I was still working when the kit arrived and it wasn't really practical to take the test as my daily "cycle" generally involved a trip to the loo (for a No 2) at work. So I left the kit buried among a pile of other letters awaiting attention on my desk at home - another job for retirement.
Some time before Christmas, Margaret informed me that she had been given the bowel cancer all-clear and so I resolved that one of my first jobs after leaving work would be to do the test. Now bowel cancer is not a nice disease and it's on the increase probably because of less fibre in modern diets and perhaps because we're all living a bit longer and not dying from other nasty things.
The cure/treatment would probably involve part of your bowel being cut away and would mean you having a temporary or permanent colostomy (depending on the severity).
So I got the kit and read the instructions more carefully. Basically, the test is for blood in your faeces. This can mean you're in the early stages of bowel cancer, or it could mean you have something worse (or something not quite as bad). Anyway, blood traces would mean further tests ... and a probe!
I'm not normally at all squeamish, but the mechanical process of this test concerned me greatly. You have to acquire some fresh poo, which must be free from water and urine; you then have to scrape a tiny sample from different parts of the turd and deposit the sample into special recesses in the kit, seal that section up and wait for another couple of days before you do the next one.
How do you get hold of fresh poo? Normally, that's the last thing you want to do!
I asked Margaret, who is never backward when it comes to complaining and yet she'd done the test without even telling me. Apparently she'd used a bowl, which sounds like a good idea, but has rather put me off Christmas pudding for the foreseeable future (I don't care how often it's been through the dishwasher).
I needed a couple of days to mentally prepare and to think the process through. I decided against a bowl and instead went for kitchen towel and a poo bag (kindly donated by Holly, the English Springer Spaniel). I’ve picked up plenty of warm dog poo in my time, but it is a whole new sensation holding your own warm poo.
The process requires you to sit on the toilet, poo bag covering your right hand which is hovering under your bottom waiting for the turd to drop. You then have to extract your hand, place the poo bag (and poo) on the paper towel on the toilet floor, finish your business, do up your pants and then take your sample. I found it smelly and humiliating.
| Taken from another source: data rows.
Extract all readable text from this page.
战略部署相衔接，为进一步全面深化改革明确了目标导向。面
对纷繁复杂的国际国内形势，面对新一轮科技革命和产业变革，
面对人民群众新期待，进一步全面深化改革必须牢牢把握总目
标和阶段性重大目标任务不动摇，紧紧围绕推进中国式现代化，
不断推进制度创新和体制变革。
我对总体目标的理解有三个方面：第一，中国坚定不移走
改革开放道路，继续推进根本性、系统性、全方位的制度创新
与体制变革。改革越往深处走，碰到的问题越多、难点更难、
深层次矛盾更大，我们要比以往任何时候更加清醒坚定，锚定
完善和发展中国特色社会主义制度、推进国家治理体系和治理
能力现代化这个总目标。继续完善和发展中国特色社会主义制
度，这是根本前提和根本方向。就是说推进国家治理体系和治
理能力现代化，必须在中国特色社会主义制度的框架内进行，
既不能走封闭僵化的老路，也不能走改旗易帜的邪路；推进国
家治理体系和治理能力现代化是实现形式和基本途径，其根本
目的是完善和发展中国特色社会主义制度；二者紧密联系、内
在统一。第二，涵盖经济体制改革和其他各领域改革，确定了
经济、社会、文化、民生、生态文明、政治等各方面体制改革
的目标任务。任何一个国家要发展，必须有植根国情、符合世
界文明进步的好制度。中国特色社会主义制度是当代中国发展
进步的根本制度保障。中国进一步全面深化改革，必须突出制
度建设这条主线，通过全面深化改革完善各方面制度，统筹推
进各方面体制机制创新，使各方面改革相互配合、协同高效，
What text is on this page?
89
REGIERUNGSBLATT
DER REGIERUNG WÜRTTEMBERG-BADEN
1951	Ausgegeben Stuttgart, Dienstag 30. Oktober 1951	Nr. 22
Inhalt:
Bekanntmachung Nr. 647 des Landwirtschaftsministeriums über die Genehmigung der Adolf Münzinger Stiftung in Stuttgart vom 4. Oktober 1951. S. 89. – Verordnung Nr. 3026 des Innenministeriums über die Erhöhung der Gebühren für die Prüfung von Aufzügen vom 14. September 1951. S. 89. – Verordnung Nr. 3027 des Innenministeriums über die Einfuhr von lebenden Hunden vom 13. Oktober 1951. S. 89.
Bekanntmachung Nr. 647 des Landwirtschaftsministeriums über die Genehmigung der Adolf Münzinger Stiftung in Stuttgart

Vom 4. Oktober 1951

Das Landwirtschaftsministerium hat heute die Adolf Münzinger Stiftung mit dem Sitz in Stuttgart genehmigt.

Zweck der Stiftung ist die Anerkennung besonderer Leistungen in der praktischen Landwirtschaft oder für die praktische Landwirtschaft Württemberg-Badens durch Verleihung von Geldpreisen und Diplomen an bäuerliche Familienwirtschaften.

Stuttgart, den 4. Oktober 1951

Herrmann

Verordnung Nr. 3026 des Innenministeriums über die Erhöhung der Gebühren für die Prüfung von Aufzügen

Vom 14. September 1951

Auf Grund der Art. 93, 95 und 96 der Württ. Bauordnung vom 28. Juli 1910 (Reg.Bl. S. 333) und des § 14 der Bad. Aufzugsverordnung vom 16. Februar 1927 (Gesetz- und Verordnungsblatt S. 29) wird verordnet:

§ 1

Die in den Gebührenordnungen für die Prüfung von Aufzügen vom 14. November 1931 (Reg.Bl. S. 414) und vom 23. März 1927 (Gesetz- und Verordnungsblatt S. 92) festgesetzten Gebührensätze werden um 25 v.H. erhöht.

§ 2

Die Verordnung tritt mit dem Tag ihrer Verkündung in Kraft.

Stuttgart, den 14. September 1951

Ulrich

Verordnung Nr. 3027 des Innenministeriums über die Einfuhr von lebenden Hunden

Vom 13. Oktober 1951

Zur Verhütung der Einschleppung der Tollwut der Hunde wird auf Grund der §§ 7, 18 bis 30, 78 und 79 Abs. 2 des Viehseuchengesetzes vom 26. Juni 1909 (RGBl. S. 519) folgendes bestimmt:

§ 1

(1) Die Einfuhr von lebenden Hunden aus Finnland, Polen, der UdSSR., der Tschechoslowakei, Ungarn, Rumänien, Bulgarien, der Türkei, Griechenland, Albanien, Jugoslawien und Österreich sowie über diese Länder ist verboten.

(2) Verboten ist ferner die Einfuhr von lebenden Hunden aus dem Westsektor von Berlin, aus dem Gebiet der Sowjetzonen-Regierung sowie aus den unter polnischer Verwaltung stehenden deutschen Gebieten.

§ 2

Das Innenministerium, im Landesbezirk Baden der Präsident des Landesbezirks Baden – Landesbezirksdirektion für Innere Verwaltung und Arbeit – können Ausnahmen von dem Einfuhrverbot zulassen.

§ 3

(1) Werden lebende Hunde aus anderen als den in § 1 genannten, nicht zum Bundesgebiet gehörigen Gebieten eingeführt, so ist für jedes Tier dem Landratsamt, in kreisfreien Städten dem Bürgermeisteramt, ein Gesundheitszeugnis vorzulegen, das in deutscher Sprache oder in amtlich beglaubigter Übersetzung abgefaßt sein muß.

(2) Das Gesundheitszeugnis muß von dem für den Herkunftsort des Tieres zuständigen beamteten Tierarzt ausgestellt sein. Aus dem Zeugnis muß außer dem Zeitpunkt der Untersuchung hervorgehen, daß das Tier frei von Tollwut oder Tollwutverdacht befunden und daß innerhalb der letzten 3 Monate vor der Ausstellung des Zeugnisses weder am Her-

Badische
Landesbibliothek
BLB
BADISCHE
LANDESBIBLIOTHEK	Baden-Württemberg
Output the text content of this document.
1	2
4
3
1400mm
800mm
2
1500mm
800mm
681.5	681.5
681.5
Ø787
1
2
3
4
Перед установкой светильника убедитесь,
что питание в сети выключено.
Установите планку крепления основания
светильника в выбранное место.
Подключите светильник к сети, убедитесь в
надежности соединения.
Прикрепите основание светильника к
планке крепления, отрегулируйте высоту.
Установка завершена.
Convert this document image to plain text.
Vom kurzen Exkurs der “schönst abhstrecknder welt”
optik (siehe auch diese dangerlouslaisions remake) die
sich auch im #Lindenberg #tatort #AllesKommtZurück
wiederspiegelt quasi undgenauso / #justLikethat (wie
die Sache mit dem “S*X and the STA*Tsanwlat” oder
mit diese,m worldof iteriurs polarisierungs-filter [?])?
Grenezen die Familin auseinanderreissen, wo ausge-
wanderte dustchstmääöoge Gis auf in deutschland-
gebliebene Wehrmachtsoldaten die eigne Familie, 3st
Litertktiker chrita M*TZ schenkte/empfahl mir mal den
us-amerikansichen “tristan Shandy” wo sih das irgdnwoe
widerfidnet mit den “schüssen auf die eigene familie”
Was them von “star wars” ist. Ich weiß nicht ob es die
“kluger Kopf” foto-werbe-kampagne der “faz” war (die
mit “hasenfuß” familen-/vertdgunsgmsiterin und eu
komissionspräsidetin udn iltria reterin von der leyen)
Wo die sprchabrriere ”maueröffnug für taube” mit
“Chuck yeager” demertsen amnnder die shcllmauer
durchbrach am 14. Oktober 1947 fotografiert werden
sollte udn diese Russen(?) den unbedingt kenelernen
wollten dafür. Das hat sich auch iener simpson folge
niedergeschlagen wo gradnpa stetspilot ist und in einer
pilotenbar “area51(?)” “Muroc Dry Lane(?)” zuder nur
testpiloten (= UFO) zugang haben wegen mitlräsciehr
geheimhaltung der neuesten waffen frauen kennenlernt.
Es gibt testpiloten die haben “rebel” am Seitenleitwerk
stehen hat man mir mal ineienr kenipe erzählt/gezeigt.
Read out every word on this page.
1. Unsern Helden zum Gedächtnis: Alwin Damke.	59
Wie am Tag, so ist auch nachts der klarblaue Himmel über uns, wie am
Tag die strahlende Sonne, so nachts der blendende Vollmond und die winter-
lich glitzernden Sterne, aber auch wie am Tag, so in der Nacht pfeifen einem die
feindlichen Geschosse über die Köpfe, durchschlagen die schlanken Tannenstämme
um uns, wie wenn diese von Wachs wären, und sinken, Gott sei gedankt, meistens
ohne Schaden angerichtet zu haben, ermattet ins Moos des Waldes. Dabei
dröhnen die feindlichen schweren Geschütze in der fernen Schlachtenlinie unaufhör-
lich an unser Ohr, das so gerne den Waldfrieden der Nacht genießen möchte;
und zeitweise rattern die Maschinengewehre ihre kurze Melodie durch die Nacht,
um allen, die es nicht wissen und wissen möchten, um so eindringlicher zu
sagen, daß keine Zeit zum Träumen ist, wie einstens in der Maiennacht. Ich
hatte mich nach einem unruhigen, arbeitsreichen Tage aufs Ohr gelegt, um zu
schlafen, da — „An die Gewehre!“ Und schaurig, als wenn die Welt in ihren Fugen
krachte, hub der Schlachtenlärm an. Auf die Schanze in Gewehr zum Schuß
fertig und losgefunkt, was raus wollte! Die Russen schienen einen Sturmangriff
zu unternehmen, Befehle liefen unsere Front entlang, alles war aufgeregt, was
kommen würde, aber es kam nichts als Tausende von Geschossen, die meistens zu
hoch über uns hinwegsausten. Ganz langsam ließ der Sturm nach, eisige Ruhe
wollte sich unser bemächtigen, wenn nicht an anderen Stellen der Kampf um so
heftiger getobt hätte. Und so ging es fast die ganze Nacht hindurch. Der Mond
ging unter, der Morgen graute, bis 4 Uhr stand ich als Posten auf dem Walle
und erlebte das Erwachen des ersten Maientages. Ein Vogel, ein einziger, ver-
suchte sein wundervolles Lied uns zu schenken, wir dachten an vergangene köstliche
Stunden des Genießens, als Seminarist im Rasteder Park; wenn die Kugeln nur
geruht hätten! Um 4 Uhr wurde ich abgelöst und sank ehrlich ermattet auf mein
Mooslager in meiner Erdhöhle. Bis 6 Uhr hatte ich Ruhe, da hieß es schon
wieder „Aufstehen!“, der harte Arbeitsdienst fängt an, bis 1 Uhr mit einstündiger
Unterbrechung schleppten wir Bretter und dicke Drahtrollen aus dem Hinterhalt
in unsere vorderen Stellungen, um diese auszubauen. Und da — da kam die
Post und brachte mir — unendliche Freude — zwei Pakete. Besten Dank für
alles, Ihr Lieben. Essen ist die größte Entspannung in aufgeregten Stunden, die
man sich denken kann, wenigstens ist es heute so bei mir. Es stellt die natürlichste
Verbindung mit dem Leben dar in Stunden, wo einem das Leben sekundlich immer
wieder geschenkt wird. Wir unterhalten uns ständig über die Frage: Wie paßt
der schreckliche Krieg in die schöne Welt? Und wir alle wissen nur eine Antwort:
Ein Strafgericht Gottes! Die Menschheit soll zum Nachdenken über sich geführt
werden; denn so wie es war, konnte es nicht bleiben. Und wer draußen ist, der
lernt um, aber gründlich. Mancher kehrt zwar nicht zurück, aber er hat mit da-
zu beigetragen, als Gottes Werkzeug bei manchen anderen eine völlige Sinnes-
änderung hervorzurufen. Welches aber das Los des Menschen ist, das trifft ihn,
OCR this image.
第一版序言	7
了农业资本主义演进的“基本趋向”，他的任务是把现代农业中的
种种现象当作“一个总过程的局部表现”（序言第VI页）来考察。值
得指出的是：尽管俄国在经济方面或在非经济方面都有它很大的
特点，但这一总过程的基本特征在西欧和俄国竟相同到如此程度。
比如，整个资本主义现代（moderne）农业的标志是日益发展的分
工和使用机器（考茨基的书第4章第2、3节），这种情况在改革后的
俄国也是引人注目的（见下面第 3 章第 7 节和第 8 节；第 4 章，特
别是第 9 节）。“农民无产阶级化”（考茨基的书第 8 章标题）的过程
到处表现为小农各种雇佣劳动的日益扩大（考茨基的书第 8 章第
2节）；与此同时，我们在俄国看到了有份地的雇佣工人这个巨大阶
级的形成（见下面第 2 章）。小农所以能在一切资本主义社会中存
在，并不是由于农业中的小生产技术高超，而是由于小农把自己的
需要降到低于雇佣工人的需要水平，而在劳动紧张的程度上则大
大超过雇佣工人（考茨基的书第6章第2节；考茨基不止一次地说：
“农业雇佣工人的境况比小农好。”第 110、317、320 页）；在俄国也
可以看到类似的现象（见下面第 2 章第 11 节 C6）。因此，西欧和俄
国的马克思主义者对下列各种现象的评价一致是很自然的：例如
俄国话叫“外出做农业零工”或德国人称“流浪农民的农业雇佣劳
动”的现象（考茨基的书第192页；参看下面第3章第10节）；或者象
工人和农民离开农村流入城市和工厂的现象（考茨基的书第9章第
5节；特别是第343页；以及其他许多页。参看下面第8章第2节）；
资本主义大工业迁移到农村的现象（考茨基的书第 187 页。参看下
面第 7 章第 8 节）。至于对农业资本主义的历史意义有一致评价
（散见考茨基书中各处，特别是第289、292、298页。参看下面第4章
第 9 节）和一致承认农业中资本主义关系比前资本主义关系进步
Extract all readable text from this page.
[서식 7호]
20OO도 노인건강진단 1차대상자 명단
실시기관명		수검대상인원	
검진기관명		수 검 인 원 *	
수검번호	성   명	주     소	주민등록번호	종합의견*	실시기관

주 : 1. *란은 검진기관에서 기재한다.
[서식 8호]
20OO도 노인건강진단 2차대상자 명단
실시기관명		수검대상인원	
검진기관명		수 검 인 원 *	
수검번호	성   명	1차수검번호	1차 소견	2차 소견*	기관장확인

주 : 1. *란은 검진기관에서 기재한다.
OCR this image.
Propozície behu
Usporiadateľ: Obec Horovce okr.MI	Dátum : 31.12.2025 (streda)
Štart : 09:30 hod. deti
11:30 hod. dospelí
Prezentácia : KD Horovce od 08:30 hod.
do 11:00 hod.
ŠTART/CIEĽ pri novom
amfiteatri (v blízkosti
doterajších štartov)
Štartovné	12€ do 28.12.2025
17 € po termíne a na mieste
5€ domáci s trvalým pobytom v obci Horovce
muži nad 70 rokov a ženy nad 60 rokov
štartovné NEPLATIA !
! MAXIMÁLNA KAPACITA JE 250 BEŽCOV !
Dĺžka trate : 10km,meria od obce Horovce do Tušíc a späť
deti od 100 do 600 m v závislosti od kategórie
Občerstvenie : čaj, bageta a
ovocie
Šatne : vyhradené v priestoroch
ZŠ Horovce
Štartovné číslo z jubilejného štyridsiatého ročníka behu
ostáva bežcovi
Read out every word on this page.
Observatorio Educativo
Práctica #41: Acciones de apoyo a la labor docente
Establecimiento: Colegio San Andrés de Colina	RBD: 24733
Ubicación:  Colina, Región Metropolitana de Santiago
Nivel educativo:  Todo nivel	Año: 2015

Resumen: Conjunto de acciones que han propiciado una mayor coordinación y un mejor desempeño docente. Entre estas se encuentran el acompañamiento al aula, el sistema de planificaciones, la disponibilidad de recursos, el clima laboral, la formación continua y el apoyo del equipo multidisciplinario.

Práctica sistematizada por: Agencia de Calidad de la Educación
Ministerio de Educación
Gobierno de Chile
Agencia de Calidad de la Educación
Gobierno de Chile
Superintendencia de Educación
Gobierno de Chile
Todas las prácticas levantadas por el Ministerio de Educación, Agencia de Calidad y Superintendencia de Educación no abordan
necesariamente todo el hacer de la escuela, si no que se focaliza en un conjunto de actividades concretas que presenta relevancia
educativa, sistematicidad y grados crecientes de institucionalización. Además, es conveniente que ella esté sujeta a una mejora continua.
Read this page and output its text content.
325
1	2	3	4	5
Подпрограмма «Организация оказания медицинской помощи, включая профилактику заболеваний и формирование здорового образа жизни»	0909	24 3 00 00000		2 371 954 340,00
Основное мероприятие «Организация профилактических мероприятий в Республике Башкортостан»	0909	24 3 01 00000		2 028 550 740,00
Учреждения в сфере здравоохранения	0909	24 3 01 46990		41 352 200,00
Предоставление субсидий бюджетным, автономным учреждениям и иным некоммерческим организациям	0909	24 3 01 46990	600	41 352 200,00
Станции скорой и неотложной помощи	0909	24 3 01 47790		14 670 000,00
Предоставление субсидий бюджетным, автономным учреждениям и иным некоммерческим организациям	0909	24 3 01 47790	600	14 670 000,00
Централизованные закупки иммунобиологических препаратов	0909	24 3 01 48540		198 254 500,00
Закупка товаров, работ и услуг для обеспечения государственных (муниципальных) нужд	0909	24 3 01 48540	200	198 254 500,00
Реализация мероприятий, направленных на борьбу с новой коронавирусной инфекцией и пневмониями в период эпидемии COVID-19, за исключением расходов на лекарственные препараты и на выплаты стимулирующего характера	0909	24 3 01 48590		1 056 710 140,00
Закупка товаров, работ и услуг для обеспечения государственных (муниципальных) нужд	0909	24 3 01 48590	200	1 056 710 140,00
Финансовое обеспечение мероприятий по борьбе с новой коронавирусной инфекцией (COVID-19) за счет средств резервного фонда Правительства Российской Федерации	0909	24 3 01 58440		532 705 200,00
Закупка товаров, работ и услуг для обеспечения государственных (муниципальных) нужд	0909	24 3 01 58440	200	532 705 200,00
I was also rather generous with the sample and struggled to get that day’s window closed properly.
This has to be repeated over a number of days in order to sample a period of bowel function. Cancer polyps can bleed intermittently and so this catches the occasional bleeder.
Constipation and irregularity isn’t normally an issue, but I was dreading my next sample day and that seemed to throw out my digestive process, or rather bring it to a standstill. Sample No 2 was a day late and took some effort; rather more effort than I would have liked sitting above my outstretched hand in the downstairs loo.
I was so happy when the process was over. This really did freak me out, almost to the point where I’d decided not to bother with it. Having sealed my last window, I put the sample in the post with a sympathetic thought for the person whose job it is to open thousands of these things. The covering letter that comes with the kit warns that the test may be clear (which doesn’t mean you don’t have cancer), or it may be inconclusive and require further tests.
Mine was clear, thank goodness, but I have this to look forward to again in another five years. I don’t know why, but this really did bother me.